Centralised business registers
The RML will centralise 31 business registers that are currently maintained by ASIC and the Australian Business Register into a single register. Some of the more recognisable registers that will be consolidated include the Australian Business Register (i.e. the ABN register), the companies register and the business name register.
Provided the digital infrastructure is equipped to handle the combining of 31 business registers, the consolidation of the registers can only be a positive for businesses. The centralised register will deregulate business registers and negate businesses having to navigate multiple registers in order to comply with the law. The consolidated system will also make it easier for information to be more current and consistent and make it easier for regulatory authorities such as ASIC to fulfil its regulatory functions.
On the privacy front, the Commonwealth Registers Act 2019 (CRA) will regulate how information in the register may be disclosed. The CRA imposes strong privacy protections and strict requirements on the disclosure of register data, with a maximum penalty of two years imprisonment waiting for those who, without authorisation, disclose information in the register.

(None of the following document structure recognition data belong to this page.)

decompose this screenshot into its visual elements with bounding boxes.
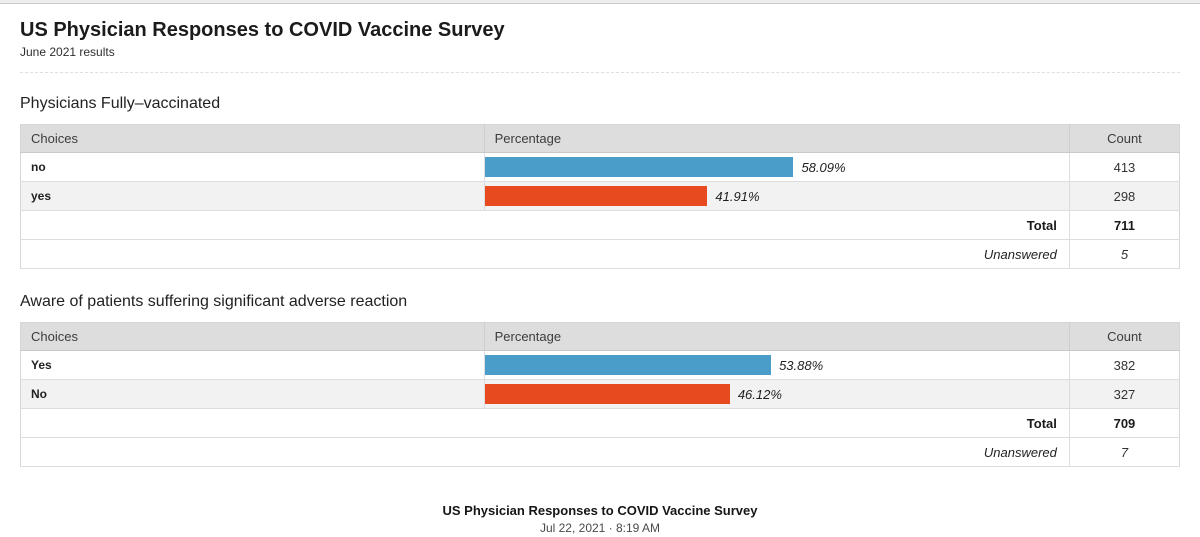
total-count: 709 xyxy=(1069,408,1180,438)
count-value: 413 xyxy=(1069,152,1180,182)
bar-track: 41.91% xyxy=(484,186,1017,206)
table-header-row: Choices Percentage Count xyxy=(20,124,1180,153)
column-header-count: Count xyxy=(1069,322,1180,351)
report-content: US Physician Responses to COVID Vaccine … xyxy=(0,19,1200,535)
percentage-label: 46.12% xyxy=(737,386,782,402)
footer-timestamp: Jul 22, 2021 · 8:19 AM xyxy=(539,521,661,535)
section-adverse-reaction-awareness: Aware of patients suffering significant … xyxy=(20,293,1180,467)
percentage-label: 41.91% xyxy=(715,188,760,204)
bar-track: 46.12% xyxy=(484,384,1017,404)
percentage-label: 58.09% xyxy=(801,159,846,175)
section-physicians-fully-vaccinated: Physicians Fully–vaccinated Choices Perc… xyxy=(20,95,1180,269)
percentage-bar xyxy=(484,186,708,206)
column-header-count: Count xyxy=(1069,124,1180,153)
percentage-cell: 41.91% xyxy=(484,181,1070,211)
column-header-choices: Choices xyxy=(20,124,485,153)
choice-label: no xyxy=(20,152,485,182)
section-title: Physicians Fully–vaccinated xyxy=(20,95,221,112)
unanswered-count: 7 xyxy=(1069,437,1180,467)
header-divider xyxy=(20,72,1180,73)
choice-label: yes xyxy=(20,181,485,211)
percentage-cell: 46.12% xyxy=(484,379,1070,409)
unanswered-label: Unanswered xyxy=(20,239,1070,269)
choice-label: Yes xyxy=(20,350,485,380)
total-label: Total xyxy=(20,408,1070,438)
table-row: no 58.09% 413 xyxy=(20,152,1180,182)
total-label: Total xyxy=(20,210,1070,240)
unanswered-row: Unanswered 5 xyxy=(20,239,1180,269)
percentage-bar xyxy=(484,384,730,404)
percentage-bar xyxy=(484,157,794,177)
footer-title: US Physician Responses to COVID Vaccine … xyxy=(442,503,758,518)
page-subtitle: June 2021 results xyxy=(20,45,115,59)
page-title: US Physician Responses to COVID Vaccine … xyxy=(20,19,505,41)
total-row: Total 711 xyxy=(20,210,1180,240)
percentage-bar xyxy=(484,355,772,375)
count-value: 327 xyxy=(1069,379,1180,409)
count-value: 298 xyxy=(1069,181,1180,211)
unanswered-label: Unanswered xyxy=(20,437,1070,467)
column-header-choices: Choices xyxy=(20,322,485,351)
bar-track: 58.09% xyxy=(484,157,1017,177)
table-row: Yes 53.88% 382 xyxy=(20,350,1180,380)
column-header-percentage: Percentage xyxy=(484,124,1070,153)
table-row: No 46.12% 327 xyxy=(20,379,1180,409)
percentage-cell: 53.88% xyxy=(484,350,1070,380)
table-header-row: Choices Percentage Count xyxy=(20,322,1180,351)
bar-track: 53.88% xyxy=(484,355,1017,375)
unanswered-count: 5 xyxy=(1069,239,1180,269)
survey-results-table: Choices Percentage Count Yes 53.88% 382 xyxy=(20,322,1180,467)
column-header-percentage: Percentage xyxy=(484,322,1070,351)
total-row: Total 709 xyxy=(20,408,1180,438)
count-value: 382 xyxy=(1069,350,1180,380)
table-row: yes 41.91% 298 xyxy=(20,181,1180,211)
section-title: Aware of patients suffering significant … xyxy=(20,293,408,310)
page-top-strip xyxy=(0,0,1200,4)
total-count: 711 xyxy=(1069,210,1180,240)
survey-results-table: Choices Percentage Count no 58.09% 413 xyxy=(20,124,1180,269)
unanswered-row: Unanswered 7 xyxy=(20,437,1180,467)
choice-label: No xyxy=(20,379,485,409)
percentage-cell: 58.09% xyxy=(484,152,1070,182)
percentage-label: 53.88% xyxy=(779,357,824,373)
report-footer: US Physician Responses to COVID Vaccine … xyxy=(20,503,1180,535)
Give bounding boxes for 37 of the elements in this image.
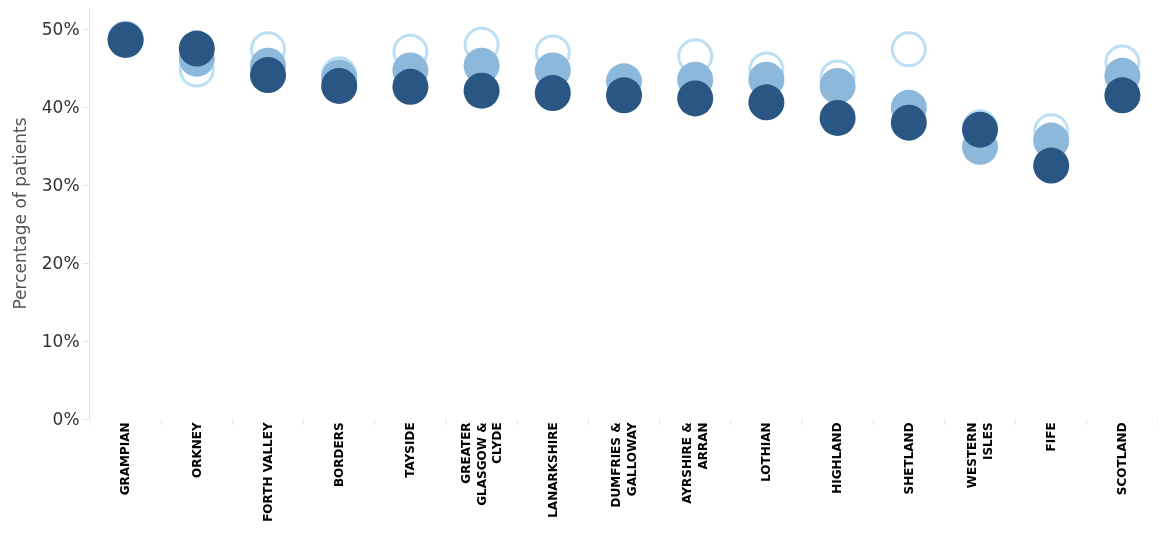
x-tick-label: SCOTLAND	[1115, 422, 1130, 496]
y-tick-label: 20%	[41, 252, 80, 273]
x-tick-label: GRAMPIAN	[118, 422, 133, 496]
x-tick-label: ORKNEY	[189, 422, 204, 479]
y-axis-title: Percentage of patients	[10, 117, 31, 310]
point	[748, 84, 785, 121]
x-tick-label: GREATER GLASGOW & CLYDE	[458, 422, 505, 506]
x-tick-label: HIGHLAND	[830, 422, 845, 494]
y-tick-label: 50%	[41, 19, 80, 40]
x-tick-label: BORDERS	[332, 422, 347, 488]
y-tick-label: 30%	[41, 174, 80, 195]
x-tick-label: LOTHIAN	[759, 422, 774, 482]
point	[606, 77, 642, 114]
x-tick-label: FORTH VALLEY	[260, 422, 275, 522]
point	[819, 67, 856, 104]
point	[677, 80, 714, 117]
x-tick-label: SHETLAND	[901, 422, 916, 495]
x-tick-label: TAYSIDE	[403, 422, 418, 478]
point	[392, 68, 429, 105]
point	[250, 57, 286, 94]
x-tick-label: AYRSHIRE & ARRAN	[680, 422, 710, 504]
x-tick-label: DUMFRIES & GALLOWAY	[609, 422, 639, 508]
point	[1104, 77, 1141, 114]
point	[1033, 147, 1070, 184]
y-tick-label: 40%	[41, 97, 80, 117]
point	[819, 99, 856, 136]
point	[890, 31, 927, 68]
point	[890, 104, 927, 141]
y-tick-label: 0%	[52, 408, 80, 429]
point	[463, 72, 500, 109]
point	[178, 30, 215, 67]
point	[321, 67, 358, 104]
x-tick-label: LANARKSHIRE	[545, 422, 560, 518]
x-tick-label: WESTERN ISLES	[965, 422, 995, 489]
point	[534, 75, 571, 111]
y-tick-label: 10%	[41, 330, 80, 351]
x-tick-label: FIFE	[1044, 422, 1059, 452]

Director Identification Numbers
The second main change under the RML is the introduction of DINs. A DIN will be required for all directors appointed to a registered body regulated by ASIC or the Office of the Registrar of Indigenous Corporations.
Below are some important measures that directors need to be aware of:
- prior to the issue of a DIN, directors will need to undertake a verification process. Once issued, the DIN will be indefinitely assigned to the director, in that the DIN survives the director ceasing or resigning as a director from their initial company;
- existing directors will have a prescribed amount of time to apply for a DIN following the date that the RML commences operation. New directors appointed within the first 12 months of the date of operation will also have an additional 28 days following their appointment to apply for a DIN.After this transitional period, directors will need to apply for a DIN prior to being appointed;
- DIN requirements will apply to registered foreign companies; and
- failure to apply for a DIN within the applicable timeframe can attract civil and criminal penalties.
How will the centralisation of business registers and the DIN regime impact your company?
Ultimately, the centralisation of the business registers will simplify business interactions with the government. This is a positive across the board for business, allowing them to spend more time on building their business rather than spending time on ensuring that they comply with business registers.
For DINs, we encourage companies to take note of the measures listed. Companies will need to ensure that they remain agile to ensure that their transition to the DIN requirements is efficient. For example, companies may face potential challenges appointing a director on an urgent basis if the potential director does not have a DIN.
The content of this article is intended to provide a general guide to the subject matter. Specialist advice should be sought about your specific circumstances.